As in the first and second embodiments, the processed resist pattern shows a good shape with a high aspect ratio and a dimensional conversion difference (upper resist size−lower resist size after etching). It was a very small value. In addition, since the antireflection film 14 exists but is easily removed, the rework in the lithography process is easier than in the past.

The present invention is not limited to the above embodiment. For example, in the above embodiment, a silicon oxide film (film to be processed) is formed on a silicon substrate as a substrate to be processed.
Was used, but the film to be processed may be another film such as a polycrystalline silicon film or a metal film used for a gate electrode or the like. The film to be processed is not limited to a single-layer film, and may be, for example, a laminated film of a polysilicon film and a W film used for a gate electrode. Further, the substrate to be processed may be a substrate. As a process in which the substrate to be processed becomes a substrate, for example, there is a process of forming an element isolation groove or a trench capacitor.

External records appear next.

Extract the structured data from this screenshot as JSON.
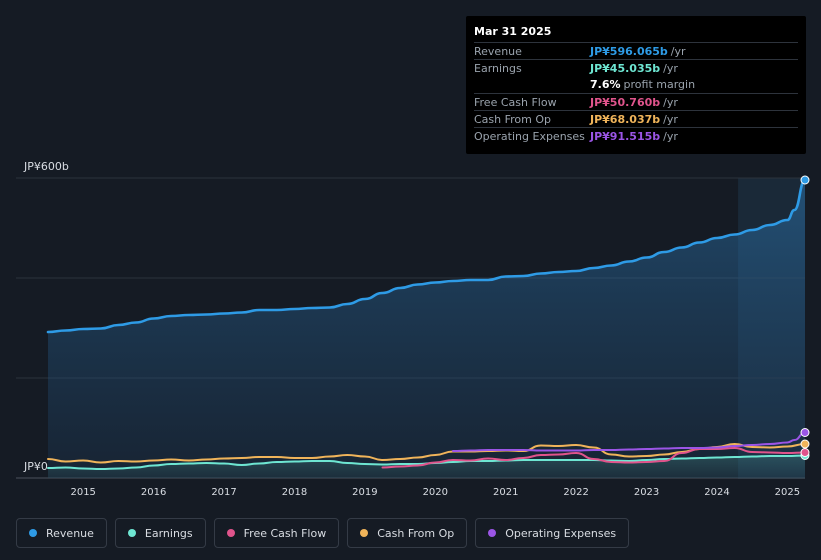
{
  "tooltip": {
    "date": "Mar 31 2025",
    "rows": [
      {
        "label": "Revenue",
        "value": "JP¥596.065b",
        "unit": "/yr",
        "color": "#2e9be6"
      },
      {
        "label": "Earnings",
        "value": "JP¥45.035b",
        "unit": "/yr",
        "color": "#6ee6d2"
      },
      {
        "label": "",
        "value": "7.6%",
        "unit": "profit margin",
        "color": "#ffffff"
      },
      {
        "label": "Free Cash Flow",
        "value": "JP¥50.760b",
        "unit": "/yr",
        "color": "#e0548c"
      },
      {
        "label": "Cash From Op",
        "value": "JP¥68.037b",
        "unit": "/yr",
        "color": "#f0b45a"
      },
      {
        "label": "Operating Expenses",
        "value": "JP¥91.515b",
        "unit": "/yr",
        "color": "#9b55e6"
      }
    ]
  },
  "legend": [
    {
      "label": "Revenue",
      "color": "#2e9be6"
    },
    {
      "label": "Earnings",
      "color": "#6ee6d2"
    },
    {
      "label": "Free Cash Flow",
      "color": "#e0548c"
    },
    {
      "label": "Cash From Op",
      "color": "#f0b45a"
    },
    {
      "label": "Operating Expenses",
      "color": "#9b55e6"
    }
  ],
  "chart_data": {
    "type": "line",
    "title": "",
    "y_top_label": "JP¥600b",
    "y_bottom_label": "JP¥0",
    "ylim": [
      0,
      600
    ],
    "xlim": [
      2014.5,
      2025.25
    ],
    "forecast_start": 2024.3,
    "x_ticks": [
      "2015",
      "2016",
      "2017",
      "2018",
      "2019",
      "2020",
      "2021",
      "2022",
      "2023",
      "2024",
      "2025"
    ],
    "x_tick_values": [
      2015,
      2016,
      2017,
      2018,
      2019,
      2020,
      2021,
      2022,
      2023,
      2024,
      2025
    ],
    "series": [
      {
        "name": "Revenue",
        "color": "#2e9be6",
        "fill": true,
        "x": [
          2014.5,
          2014.75,
          2015.0,
          2015.25,
          2015.5,
          2015.75,
          2016.0,
          2016.25,
          2016.5,
          2016.75,
          2017.0,
          2017.25,
          2017.5,
          2017.75,
          2018.0,
          2018.25,
          2018.5,
          2018.75,
          2019.0,
          2019.25,
          2019.5,
          2019.75,
          2020.0,
          2020.25,
          2020.5,
          2020.75,
          2021.0,
          2021.25,
          2021.5,
          2021.75,
          2022.0,
          2022.25,
          2022.5,
          2022.75,
          2023.0,
          2023.25,
          2023.5,
          2023.75,
          2024.0,
          2024.25,
          2024.5,
          2024.75,
          2025.0,
          2025.1,
          2025.25
        ],
        "values": [
          292,
          295,
          298,
          299,
          306,
          311,
          319,
          324,
          326,
          327,
          329,
          331,
          336,
          336,
          338,
          340,
          341,
          348,
          358,
          370,
          380,
          387,
          391,
          394,
          396,
          396,
          403,
          404,
          409,
          412,
          414,
          420,
          425,
          433,
          441,
          452,
          461,
          471,
          480,
          487,
          496,
          506,
          516,
          536,
          596
        ]
      },
      {
        "name": "Earnings",
        "color": "#6ee6d2",
        "fill": true,
        "x": [
          2014.5,
          2014.75,
          2015.0,
          2015.25,
          2015.5,
          2015.75,
          2016.0,
          2016.25,
          2016.5,
          2016.75,
          2017.0,
          2017.25,
          2017.5,
          2017.75,
          2018.0,
          2018.25,
          2018.5,
          2018.75,
          2019.0,
          2019.25,
          2019.5,
          2019.75,
          2020.0,
          2020.25,
          2020.5,
          2020.75,
          2021.0,
          2021.25,
          2021.5,
          2021.75,
          2022.0,
          2022.25,
          2022.5,
          2022.75,
          2023.0,
          2023.25,
          2023.5,
          2023.75,
          2024.0,
          2024.25,
          2024.5,
          2024.75,
          2025.0,
          2025.25
        ],
        "values": [
          20,
          21,
          19,
          18,
          19,
          21,
          25,
          28,
          29,
          30,
          29,
          26,
          29,
          32,
          33,
          34,
          34,
          30,
          28,
          27,
          28,
          28,
          30,
          32,
          34,
          34,
          35,
          36,
          36,
          36,
          36,
          36,
          35,
          34,
          36,
          38,
          39,
          40,
          41,
          42,
          43,
          44,
          44,
          45
        ]
      },
      {
        "name": "Free Cash Flow",
        "color": "#e0548c",
        "fill": false,
        "x": [
          2019.25,
          2019.5,
          2019.75,
          2020.0,
          2020.25,
          2020.5,
          2020.75,
          2021.0,
          2021.25,
          2021.5,
          2021.75,
          2022.0,
          2022.25,
          2022.5,
          2022.75,
          2023.0,
          2023.25,
          2023.5,
          2023.75,
          2024.0,
          2024.25,
          2024.5,
          2024.75,
          2025.0,
          2025.25
        ],
        "values": [
          21,
          23,
          25,
          31,
          36,
          35,
          39,
          36,
          40,
          46,
          47,
          50,
          38,
          32,
          31,
          32,
          34,
          50,
          58,
          58,
          60,
          52,
          51,
          50,
          51
        ]
      },
      {
        "name": "Cash From Op",
        "color": "#f0b45a",
        "fill": false,
        "x": [
          2014.5,
          2014.75,
          2015.0,
          2015.25,
          2015.5,
          2015.75,
          2016.0,
          2016.25,
          2016.5,
          2016.75,
          2017.0,
          2017.25,
          2017.5,
          2017.75,
          2018.0,
          2018.25,
          2018.5,
          2018.75,
          2019.0,
          2019.25,
          2019.5,
          2019.75,
          2020.0,
          2020.25,
          2020.5,
          2020.75,
          2021.0,
          2021.25,
          2021.5,
          2021.75,
          2022.0,
          2022.25,
          2022.5,
          2022.75,
          2023.0,
          2023.25,
          2023.5,
          2023.75,
          2024.0,
          2024.25,
          2024.5,
          2024.75,
          2025.0,
          2025.25
        ],
        "values": [
          38,
          33,
          35,
          31,
          34,
          33,
          35,
          37,
          35,
          37,
          39,
          40,
          42,
          42,
          40,
          40,
          43,
          46,
          43,
          36,
          38,
          41,
          46,
          53,
          53,
          54,
          55,
          54,
          65,
          64,
          66,
          61,
          47,
          43,
          44,
          47,
          52,
          58,
          62,
          68,
          62,
          61,
          63,
          68
        ]
      },
      {
        "name": "Operating Expenses",
        "color": "#9b55e6",
        "fill": false,
        "x": [
          2020.25,
          2020.5,
          2020.75,
          2021.0,
          2021.25,
          2021.5,
          2021.75,
          2022.0,
          2022.25,
          2022.5,
          2022.75,
          2023.0,
          2023.25,
          2023.5,
          2023.75,
          2024.0,
          2024.25,
          2024.5,
          2024.75,
          2025.0,
          2025.1,
          2025.25
        ],
        "values": [
          54,
          55,
          56,
          56,
          56,
          55,
          55,
          55,
          56,
          56,
          57,
          58,
          59,
          60,
          60,
          61,
          64,
          66,
          68,
          71,
          76,
          91
        ]
      }
    ]
  }
}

The semiconductor substrate is not limited to a bulk silicon substrate, but may be, for example, an SOI substrate or a semiconductor substrate other than a silicon substrate.

Further, in the above embodiment, the case where the KrF excimer laser device is used as the exposure light source has been described. However, the present invention may use an ArF, Xe or F2 excimer laser device.

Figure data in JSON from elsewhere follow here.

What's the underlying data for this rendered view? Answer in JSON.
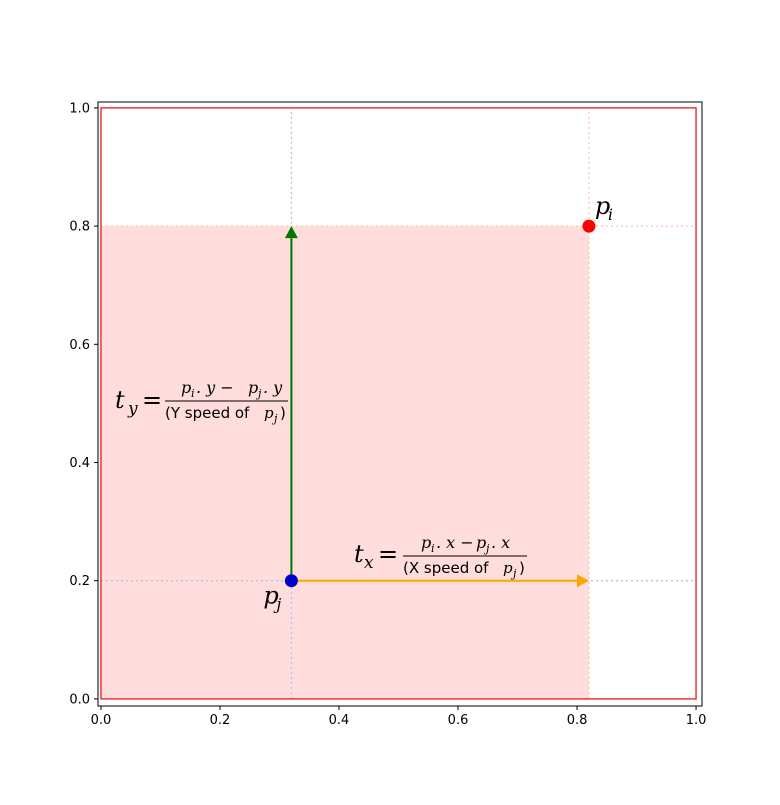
{
  "chart_data": {
    "type": "scatter",
    "xlim": [
      -0.005,
      1.01
    ],
    "ylim": [
      -0.012,
      1.01
    ],
    "x_ticks": [
      "0.0",
      "0.2",
      "0.4",
      "0.6",
      "0.8",
      "1.0"
    ],
    "y_ticks": [
      "0.0",
      "0.2",
      "0.4",
      "0.6",
      "0.8",
      "1.0"
    ],
    "grid": false,
    "points": [
      {
        "name": "p_i",
        "label_base": "p",
        "label_sub": "i",
        "x": 0.82,
        "y": 0.8,
        "color": "#ff0000"
      },
      {
        "name": "p_j",
        "label_base": "p",
        "label_sub": "j",
        "x": 0.32,
        "y": 0.2,
        "color": "#0000cc"
      }
    ],
    "shaded_region": {
      "x": [
        0,
        0.82
      ],
      "y": [
        0,
        0.8
      ],
      "color": "#ffdddd"
    },
    "boundary_box": {
      "x": [
        0,
        1
      ],
      "y": [
        0,
        1
      ],
      "color": "#e8191b"
    },
    "guide_lines": [
      {
        "orientation": "vertical",
        "value": 0.32,
        "color": "#a6c8ee"
      },
      {
        "orientation": "horizontal",
        "value": 0.2,
        "color": "#a6c8ee"
      },
      {
        "orientation": "vertical",
        "value": 0.82,
        "color": "#f8c9a8"
      },
      {
        "orientation": "horizontal",
        "value": 0.8,
        "color": "#f8c9a8"
      }
    ],
    "arrows": [
      {
        "name": "ty",
        "from": [
          0.32,
          0.2
        ],
        "to": [
          0.32,
          0.8
        ],
        "color": "#007700"
      },
      {
        "name": "tx",
        "from": [
          0.32,
          0.2
        ],
        "to": [
          0.82,
          0.2
        ],
        "color": "#ffa500"
      }
    ],
    "annotations": {
      "ty": {
        "lhs_var": "t",
        "lhs_sub": "y",
        "equals": "=",
        "numerator": "p",
        "numerator_parts": [
          "p",
          "i",
          ". y − ",
          "p",
          "j",
          ". y"
        ],
        "denominator_parts": [
          "(Y speed of ",
          "p",
          "j",
          ")"
        ]
      },
      "tx": {
        "lhs_var": "t",
        "lhs_sub": "x",
        "equals": "=",
        "numerator_parts": [
          "p",
          "i",
          ". x − ",
          "p",
          "j",
          ". x"
        ],
        "denominator_parts": [
          "(X speed of ",
          "p",
          "j",
          ")"
        ]
      }
    }
  }
}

In addition, various modifications can be made without departing from the spirit of the present invention.

[0049]

As described above in detail, according to the present invention, it is possible to realize a method of forming a multilayer resist pattern capable of reducing a dimensional error of a resist pattern and simplifying a rework process.

[Brief description of the drawings]

FIG. 1 is a process sectional view showing a method for forming a multilayer resist pattern according to a first embodiment of the present invention.

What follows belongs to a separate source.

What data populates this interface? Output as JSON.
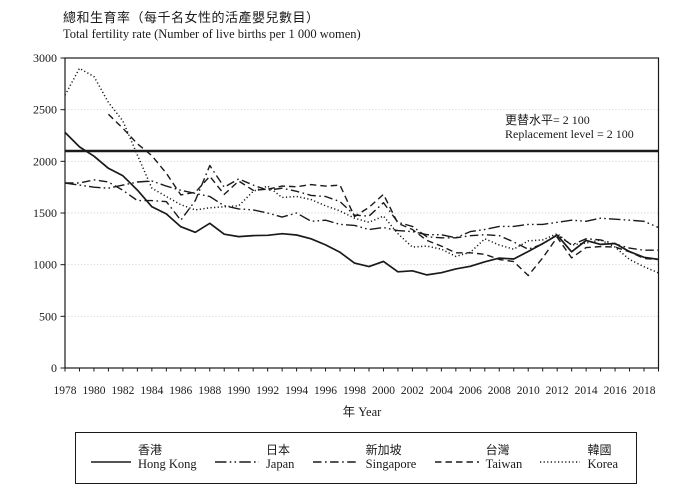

FIG. 2 is a process sectional view showing a method for forming a multilayer resist pattern according to a second embodiment of the present invention.

FIG. 3 is a process sectional view showing a conventional method of forming a multilayer resist pattern.

[Explanation of symbols]

 REFERENCE SIGNS LIST 1 silicon substrate 2 silicon oxide film 3 lower resist (polyarylene film) 4 upper resist pattern 5 polysilsesquioxane film 11 silicon substrate 12 silicon oxide film 13 lower resist (polyacenaphthene film) 14 antireflection film 15 upper resist pattern 16 polysilsesquioxane film

──────────────────────────────────────────────────続 き Continued on the front page (51) Int.Cl. ⁷ Identification code FI Theme coat ゛ (Reference) H01L 21/3205 H01L 21/302 J 21/88 B F Term (Reference) 2H025 AA02 AA03 AA09 AB16 AC08 AD03 BE00 BE10 BG00 DA11 FA28 FA41 2H096 AA25 BA11 EA05 HA23 HA30 KA02 KA06 KA30 LA06 5F004 AA04 BA03 BA04 DA01 DA26 DB24 EA02 EA06 5F033 HH04 HH07 MM05 QQ01 QQ08 QQ09 QQ13 QQ28 QQ29 QQ31 RR04 RR04 RRXXRR

Claims (4)

[Claims] A step of forming a lower resist as a first film on a substrate to be processed; a step of forming an upper resist as a second film on the lower resist film; and patterning the upper resist. A step of forming an upper resist pattern, and using a casting solvent containing at least one of water, alcohol, anisole and an aliphatic hydrocarbon solvent, and forming a third film on the upper resist pattern by a casting method. Forming a resist pattern. 2. The method according to claim 1, wherein the third film contains at least one of Si, Al, and Ti. 3. The method according to claim 1, wherein the third film has a hydroxyl group and an amino group in its skeleton. 4. The upper resist pattern by etching back or polishing the surface of the third film using a reactive ion etching method or a chemical mechanical polishing method until the surface of the upper resist pattern is exposed. And selectively processing the upper resist pattern and the lower resist by RIE using the remaining third film as a mask. The method of forming a resist pattern according to claim 1.